Les patients obtiennent un score de fluence verbale formelle inférieur à celui des participants âgés contrôles (respectivement, M = 16.20 et M = 24.65). Une analyse non paramétrique de comparaison de ces scores indique que cet effet est statistiquement significatif (F-For, U = 43.0, p < 0.001). Il en est de même pour la fluence verbale sémantique, où le nombre de mots donnés est statistiquement plus faible chez les patients par rapport aux témoins (F-Sém, U = 17.5, < 0.001). Par ailleurs, les patients font globalement plus d’erreurs que les âgés, en fluence formelle et en fluence sémantique. Au vu du petit nombre d’erreurs enregistrées chez les participants âgés, nous n’avons pas validé statistiquement ce résultat.

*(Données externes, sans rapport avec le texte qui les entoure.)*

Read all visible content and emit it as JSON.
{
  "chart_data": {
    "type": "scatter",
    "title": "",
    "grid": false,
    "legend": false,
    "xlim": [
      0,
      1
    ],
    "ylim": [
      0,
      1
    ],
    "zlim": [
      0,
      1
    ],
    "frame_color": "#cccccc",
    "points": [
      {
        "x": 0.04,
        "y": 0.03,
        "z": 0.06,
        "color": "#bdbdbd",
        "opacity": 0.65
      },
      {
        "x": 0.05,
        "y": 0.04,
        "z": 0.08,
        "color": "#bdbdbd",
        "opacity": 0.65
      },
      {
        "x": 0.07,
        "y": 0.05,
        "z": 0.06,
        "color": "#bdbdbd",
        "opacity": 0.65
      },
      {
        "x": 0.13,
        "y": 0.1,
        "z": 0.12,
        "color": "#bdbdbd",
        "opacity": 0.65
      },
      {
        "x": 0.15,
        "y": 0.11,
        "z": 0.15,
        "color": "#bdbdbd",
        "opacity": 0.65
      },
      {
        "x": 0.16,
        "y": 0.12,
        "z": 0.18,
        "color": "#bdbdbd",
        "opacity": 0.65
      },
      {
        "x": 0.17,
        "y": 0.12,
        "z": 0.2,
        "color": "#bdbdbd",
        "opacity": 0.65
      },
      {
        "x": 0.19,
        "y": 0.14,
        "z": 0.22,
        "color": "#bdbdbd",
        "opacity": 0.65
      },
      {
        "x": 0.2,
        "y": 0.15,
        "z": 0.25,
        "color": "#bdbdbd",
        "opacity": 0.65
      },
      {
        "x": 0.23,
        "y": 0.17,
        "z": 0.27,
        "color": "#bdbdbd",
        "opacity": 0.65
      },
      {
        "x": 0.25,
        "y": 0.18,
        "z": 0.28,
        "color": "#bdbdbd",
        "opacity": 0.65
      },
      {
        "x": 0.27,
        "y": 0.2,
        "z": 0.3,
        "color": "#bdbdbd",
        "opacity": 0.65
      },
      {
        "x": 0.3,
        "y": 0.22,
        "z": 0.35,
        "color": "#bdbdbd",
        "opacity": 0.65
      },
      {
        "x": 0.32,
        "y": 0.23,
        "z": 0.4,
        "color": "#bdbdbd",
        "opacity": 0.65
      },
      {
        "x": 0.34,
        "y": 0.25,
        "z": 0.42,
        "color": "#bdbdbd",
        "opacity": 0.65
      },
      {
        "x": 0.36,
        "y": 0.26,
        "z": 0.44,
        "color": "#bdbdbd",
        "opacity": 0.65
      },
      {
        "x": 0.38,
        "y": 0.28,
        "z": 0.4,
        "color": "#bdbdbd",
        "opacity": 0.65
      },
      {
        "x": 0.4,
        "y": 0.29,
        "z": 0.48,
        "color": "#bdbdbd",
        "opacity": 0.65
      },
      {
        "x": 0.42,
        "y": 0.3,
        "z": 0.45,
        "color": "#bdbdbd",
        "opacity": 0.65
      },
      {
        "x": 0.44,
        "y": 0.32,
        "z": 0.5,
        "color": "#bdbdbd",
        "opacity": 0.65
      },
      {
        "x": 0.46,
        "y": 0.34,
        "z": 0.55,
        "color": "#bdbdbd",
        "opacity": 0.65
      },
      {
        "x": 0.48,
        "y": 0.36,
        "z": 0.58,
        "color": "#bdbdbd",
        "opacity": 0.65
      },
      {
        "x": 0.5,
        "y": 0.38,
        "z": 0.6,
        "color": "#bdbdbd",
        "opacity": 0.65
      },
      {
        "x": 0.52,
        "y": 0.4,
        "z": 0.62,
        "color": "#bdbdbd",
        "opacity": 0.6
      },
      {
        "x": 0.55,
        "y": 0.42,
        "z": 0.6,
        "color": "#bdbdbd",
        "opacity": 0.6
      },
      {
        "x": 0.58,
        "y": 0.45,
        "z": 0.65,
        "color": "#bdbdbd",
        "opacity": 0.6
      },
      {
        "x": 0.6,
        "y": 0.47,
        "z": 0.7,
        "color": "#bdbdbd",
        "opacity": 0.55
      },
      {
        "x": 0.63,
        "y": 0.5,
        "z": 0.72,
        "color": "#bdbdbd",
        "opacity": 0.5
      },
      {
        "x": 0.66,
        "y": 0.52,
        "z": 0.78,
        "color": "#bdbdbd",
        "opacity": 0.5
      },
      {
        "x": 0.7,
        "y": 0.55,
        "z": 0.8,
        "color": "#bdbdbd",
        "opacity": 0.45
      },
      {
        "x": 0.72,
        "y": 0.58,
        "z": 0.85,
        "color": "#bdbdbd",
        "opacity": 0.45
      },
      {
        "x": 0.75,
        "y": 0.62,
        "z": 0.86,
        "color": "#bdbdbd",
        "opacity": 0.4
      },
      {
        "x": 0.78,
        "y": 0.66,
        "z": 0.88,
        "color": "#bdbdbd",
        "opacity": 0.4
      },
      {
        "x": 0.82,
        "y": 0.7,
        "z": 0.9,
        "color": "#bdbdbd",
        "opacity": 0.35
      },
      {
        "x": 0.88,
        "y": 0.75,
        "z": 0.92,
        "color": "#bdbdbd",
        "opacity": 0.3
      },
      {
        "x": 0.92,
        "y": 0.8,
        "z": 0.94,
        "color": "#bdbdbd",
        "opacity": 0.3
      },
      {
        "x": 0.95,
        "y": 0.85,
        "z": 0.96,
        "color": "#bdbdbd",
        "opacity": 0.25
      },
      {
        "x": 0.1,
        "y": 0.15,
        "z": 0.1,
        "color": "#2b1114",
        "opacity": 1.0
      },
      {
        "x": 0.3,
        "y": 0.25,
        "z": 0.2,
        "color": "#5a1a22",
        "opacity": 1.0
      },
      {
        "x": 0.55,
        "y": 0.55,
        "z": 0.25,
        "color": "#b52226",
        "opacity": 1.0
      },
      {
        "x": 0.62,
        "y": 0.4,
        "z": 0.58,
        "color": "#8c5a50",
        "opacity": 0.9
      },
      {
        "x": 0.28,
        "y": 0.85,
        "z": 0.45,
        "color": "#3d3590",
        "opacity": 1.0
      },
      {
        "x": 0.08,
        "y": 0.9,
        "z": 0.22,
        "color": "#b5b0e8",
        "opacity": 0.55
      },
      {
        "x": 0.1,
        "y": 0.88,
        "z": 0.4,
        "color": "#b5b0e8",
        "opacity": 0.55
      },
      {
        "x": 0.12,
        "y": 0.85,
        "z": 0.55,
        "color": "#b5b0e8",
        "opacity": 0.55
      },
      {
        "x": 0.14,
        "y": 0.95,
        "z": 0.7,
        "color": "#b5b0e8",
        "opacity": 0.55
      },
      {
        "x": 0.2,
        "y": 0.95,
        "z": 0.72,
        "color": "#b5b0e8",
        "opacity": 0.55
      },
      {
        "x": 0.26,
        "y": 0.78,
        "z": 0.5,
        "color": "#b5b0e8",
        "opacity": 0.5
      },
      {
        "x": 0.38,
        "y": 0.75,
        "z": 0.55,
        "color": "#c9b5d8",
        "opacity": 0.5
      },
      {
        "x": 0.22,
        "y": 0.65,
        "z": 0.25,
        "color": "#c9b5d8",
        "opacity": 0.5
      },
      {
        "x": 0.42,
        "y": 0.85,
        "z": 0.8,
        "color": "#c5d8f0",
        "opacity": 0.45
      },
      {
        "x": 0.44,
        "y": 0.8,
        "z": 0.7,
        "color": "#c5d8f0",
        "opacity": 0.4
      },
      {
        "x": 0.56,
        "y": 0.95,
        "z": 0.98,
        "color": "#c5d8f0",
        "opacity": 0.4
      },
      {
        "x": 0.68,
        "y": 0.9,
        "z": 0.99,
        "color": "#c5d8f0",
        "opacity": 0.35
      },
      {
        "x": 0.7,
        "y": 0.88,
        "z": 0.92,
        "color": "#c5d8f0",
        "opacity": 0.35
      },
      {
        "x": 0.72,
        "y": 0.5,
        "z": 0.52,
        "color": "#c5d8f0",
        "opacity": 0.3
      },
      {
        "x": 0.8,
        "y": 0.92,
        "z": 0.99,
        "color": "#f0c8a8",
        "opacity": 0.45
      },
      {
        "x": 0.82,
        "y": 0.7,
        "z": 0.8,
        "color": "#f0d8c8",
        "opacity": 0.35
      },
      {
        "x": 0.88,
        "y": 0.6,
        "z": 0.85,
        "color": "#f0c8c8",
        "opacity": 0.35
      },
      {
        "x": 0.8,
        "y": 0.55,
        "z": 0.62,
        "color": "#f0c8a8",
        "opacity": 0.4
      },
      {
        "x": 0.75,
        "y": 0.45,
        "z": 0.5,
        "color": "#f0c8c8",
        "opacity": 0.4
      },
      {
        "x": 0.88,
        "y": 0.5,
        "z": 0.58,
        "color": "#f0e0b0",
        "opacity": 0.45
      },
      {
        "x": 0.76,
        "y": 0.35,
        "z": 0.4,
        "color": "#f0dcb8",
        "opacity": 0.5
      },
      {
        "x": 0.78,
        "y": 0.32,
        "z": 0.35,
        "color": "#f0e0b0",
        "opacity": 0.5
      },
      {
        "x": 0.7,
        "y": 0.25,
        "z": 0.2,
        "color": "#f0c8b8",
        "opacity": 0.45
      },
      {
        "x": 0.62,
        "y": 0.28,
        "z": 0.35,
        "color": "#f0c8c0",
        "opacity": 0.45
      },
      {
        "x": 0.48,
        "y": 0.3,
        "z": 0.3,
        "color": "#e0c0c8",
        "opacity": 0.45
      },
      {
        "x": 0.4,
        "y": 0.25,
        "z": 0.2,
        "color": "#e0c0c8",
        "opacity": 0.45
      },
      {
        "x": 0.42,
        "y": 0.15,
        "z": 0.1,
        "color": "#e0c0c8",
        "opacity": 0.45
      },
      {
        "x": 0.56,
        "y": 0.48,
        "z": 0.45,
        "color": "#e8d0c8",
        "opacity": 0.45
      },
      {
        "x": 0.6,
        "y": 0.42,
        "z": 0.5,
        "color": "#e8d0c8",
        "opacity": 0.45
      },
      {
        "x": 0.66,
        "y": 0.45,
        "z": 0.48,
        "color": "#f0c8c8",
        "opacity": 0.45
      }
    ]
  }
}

Pour ce dernier test d’évaluation des fonctions exécutives, les patients se sont montrés moins performants que les participants âgés. En effet, ils réalisent en moyenne 5.0 catégories (SD = 0.94) alors que les âgés en réalisent en moyenne 5.94 (SD = 0.18). Cette différence dans le nombre de catégories réalisées est statistiquement significatif (WCST-Cat, U = 61, p < 0.001). Les patients ont également effectué significativement plus d’erreurs et, en particulier, plus d’erreurs persévératives que les témoins âgés (WCST-EP, U = 9.0, < 0.001). En effet les patients réalisent en moyenne 2.8 (SD = 1.68) erreurs persévératives alors que les témoins en réalisent en moyenne 0.24 (SD  = 0.51). En fait, tous les patients ont fait au moins une erreur persévérative (min = 1, max = 6), alors que parmi les témoins âgés, seuls 6 participants ont réalisé une ou deux erreurs persévératives (min = 0, max = 2). Les patients avec démence de type Alzheimer présentent donc des difficultés à réaliser cette tâche complexe de déduction de règles, et effectuent des erreurs montrant des difficultés dans la capacité à changer de sets mentaux.